A basic iconv example in C
Januar 13th, 2011
This example converts ISO-8859-1 to UTF
#include <stdlib.h>
#include <errno.h>
#include <iconv.h>
#include <stdio.h>
int main (int argc, char *argv[]) {
// create transcoder from iso-8859-1 to utf8
iconv_t foo = iconv_open("UTF-8", "ISO-8859-1");
if((int) foo == -1) {
if (errno == EINVAL) {
fprintf(stderr,
"Conversion is not supported");
} else {
fprintf(stderr, "Initialization failure:\n");
}
}
// calloc fills memory with 0 bytes. we alloc two -
// one for the 'ö' and one for the ending delimeter
char *iso = calloc(2, sizeof(char));
iso[0] = 0xF6; // iso-8859-1 'ö'
// the converted string can be four times larger
// then the original, as the largest known char width is 4 bytes.
char *converted = calloc(5, sizeof(char));
// we need to store an additional pointer that targets the
// start of converted. (iconv modifies the original 'converted')
char *converted_start = converted;
size_t ibl = 2; // len of iso
size_t obl = 5; // len of converted
// do it!
int ret = iconv(foo, &iso, &ibl, &converted, &obl);
// if iconv fails it returns -1
if(ret == (iconv_t)-1) {
perror("iconv");
iconv_close(foo);
return 1;
} else {
// other wise the number of converted bytes
printf("%i bytes converted\n", ret);
printf("result: '%s'\n", converted_start);
iconv_close(foo);
return 0;
}
}
März 3rd, 2014 at 13:07
Hey,
thanks for this example, it helped me using iconv w/out putting much time into it. But one little correction (I know, this post is 3 years old, but google doesn’t care about that :)):
iconv does NOT return the number of converted bytes. Instead, it returns the number of CHARACTERS converted IRREVERSIBLY.
That means, if you are converting e.g. from UTF-16 to UTF-8 which is always reversible, you will always get a return value of 0.
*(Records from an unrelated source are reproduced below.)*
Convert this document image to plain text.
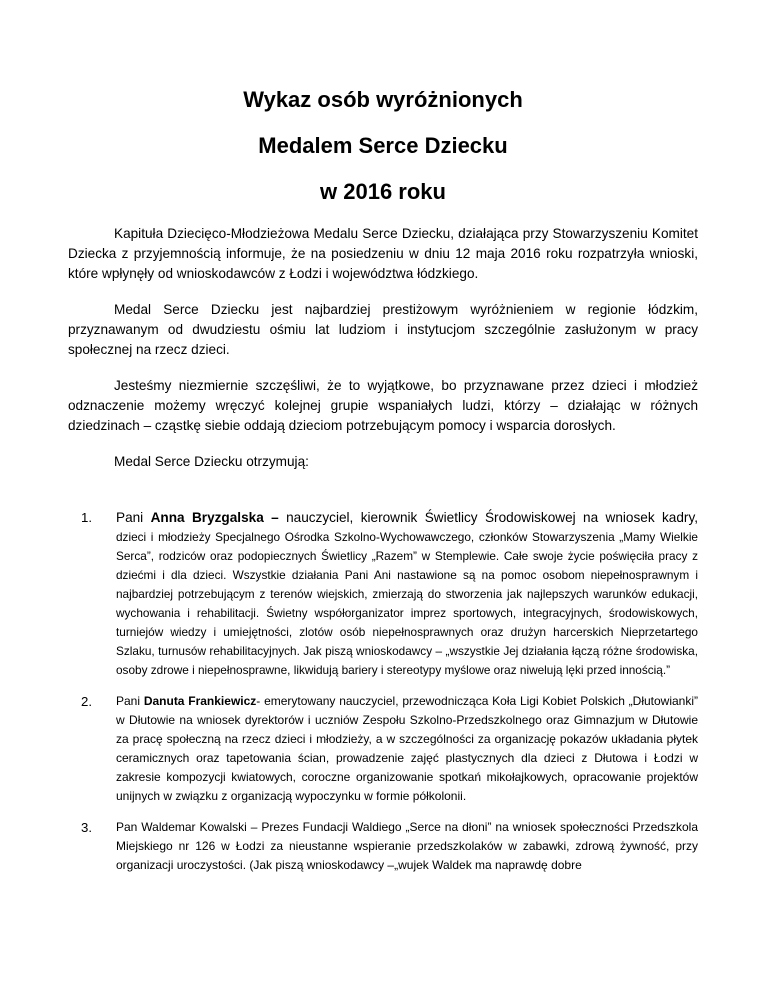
Wykaz osób wyróżnionych

Medalem Serce Dziecku

w 2016 roku

Kapituła Dziecięco-Młodzieżowa Medalu Serce Dziecku, działająca przy Stowarzyszeniu Komitet Dziecka z przyjemnością informuje, że na posiedzeniu w dniu 12 maja 2016 roku rozpatrzyła wnioski, które wpłynęły od wnioskodawców z Łodzi i województwa łódzkiego.

Medal Serce Dziecku jest najbardziej prestiżowym wyróżnieniem w regionie łódzkim, przyznawanym od dwudziestu ośmiu lat ludziom i instytucjom szczególnie zasłużonym w pracy społecznej na rzecz dzieci.

Jesteśmy niezmiernie szczęśliwi, że to wyjątkowe, bo przyznawane przez dzieci i młodzież odznaczenie możemy wręczyć kolejnej grupie wspaniałych ludzi, którzy – działając w różnych dziedzinach – cząstkę siebie oddają dzieciom potrzebującym pomocy i wsparcia dorosłych.

Medal Serce Dziecku otrzymują:

1. Pani Anna Bryzgalska – nauczyciel, kierownik Świetlicy Środowiskowej na wniosek kadry,
dzieci i młodzieży Specjalnego Ośrodka Szkolno-Wychowawczego, członków Stowarzyszenia „Mamy Wielkie Serca”, rodziców oraz podopiecznych Świetlicy „Razem” w Stemplewie. Całe swoje życie poświęciła pracy z dziećmi i dla dzieci. Wszystkie działania Pani Ani nastawione są na pomoc osobom niepełnosprawnym i najbardziej potrzebującym z terenów wiejskich, zmierzają do stworzenia jak najlepszych warunków edukacji, wychowania i rehabilitacji. Świetny współorganizator imprez sportowych, integracyjnych, środowiskowych, turniejów wiedzy i umiejętności, zlotów osób niepełnosprawnych oraz drużyn harcerskich Nieprzetartego Szlaku, turnusów rehabilitacyjnych. Jak piszą wnioskodawcy – „wszystkie Jej działania łączą różne środowiska, osoby zdrowe i niepełnosprawne, likwidują bariery i stereotypy myślowe oraz niwelują lęki przed innością.”
2. Pani Danuta Frankiewicz- emerytowany nauczyciel, przewodnicząca Koła Ligi Kobiet Polskich „Dłutowianki” w Dłutowie na wniosek dyrektorów i uczniów Zespołu Szkolno-Przedszkolnego oraz Gimnazjum w Dłutowie za pracę społeczną na rzecz dzieci i młodzieży, a w szczególności za organizację pokazów układania płytek ceramicznych oraz tapetowania ścian, prowadzenie zajęć plastycznych dla dzieci z Dłutowa i Łodzi w zakresie kompozycji kwiatowych, coroczne organizowanie spotkań mikołajkowych, opracowanie projektów unijnych w związku z organizacją wypoczynku w formie półkolonii.
3. Pan Waldemar Kowalski – Prezes Fundacji Waldiego „Serce na dłoni” na wniosek społeczności Przedszkola Miejskiego nr 126 w Łodzi za nieustanne wspieranie przedszkolaków w zabawki, zdrową żywność, przy organizacji uroczystości. (Jak piszą wnioskodawcy –„wujek Waldek ma naprawdę dobre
What you can do to get the number of bytes converted would be the following:
…
size_t obl = 5;
size_t obl_start=obl;
…
…conversation…
…
size_t converted_bytes=obl_start=obl;
Greets
März 4th, 2014 at 02:17
Many thanks for pointing this out! I’ll update the post as soon as possible.
April 20th, 2015 at 18:52
Need to change the following:
include <stdio.h>
for fprintf() resolution
and
if((int) foo == -1) {
should be
if( foo == (iconv_t)-1) {
Otherwise, thanks for the example :>
April 20th, 2015 at 20:41
Hi Michael,
thanks for your feedback! I’ve added that.
Have a nice day,
Thorsten
Juni 18th, 2015 at 18:49
Hi Thorsten,
One query here. so if I would like to convert a char string to UTF8 String , say for example a char string of length 11 is to be converted I should be allocating sizes as below
size_t ibl = 12; // len of char string
size_t obl = 45; // allocation for converted string
Please let me know if my understanding is correct ?
Juni 19th, 2015 at 09:13
Hi,
I assume that the string is zero terminated. In this case 45 bytes is correct:
11 input chars (12 – 0 byte at the end)
4 times, since the max char width is 4 bytes in utf8 = 44 bytes
+1 for the zero byte at the end = 45.
Looks good!
Juli 7th, 2015 at 08:57
Hi Thorsten,
One query here
After the iconv_close(foo); statement
I want to do
free(iso) // This is causing core dump
free(converted) // This is working fine
iso = NULL;
converetd = NULL;
converted_start = NULL:
what I noticed is on doing fee(converted) program works fine. however fee(iso) fails. So is this being done by
iconv implicitly ?.
Thanks.
Juli 7th, 2015 at 09:08
One correction here
free(converted_start) // This works fine
for iso and converted pointers it fails.
So are both being free impolicitly. Or am I understanding incorrectly.
Thanks.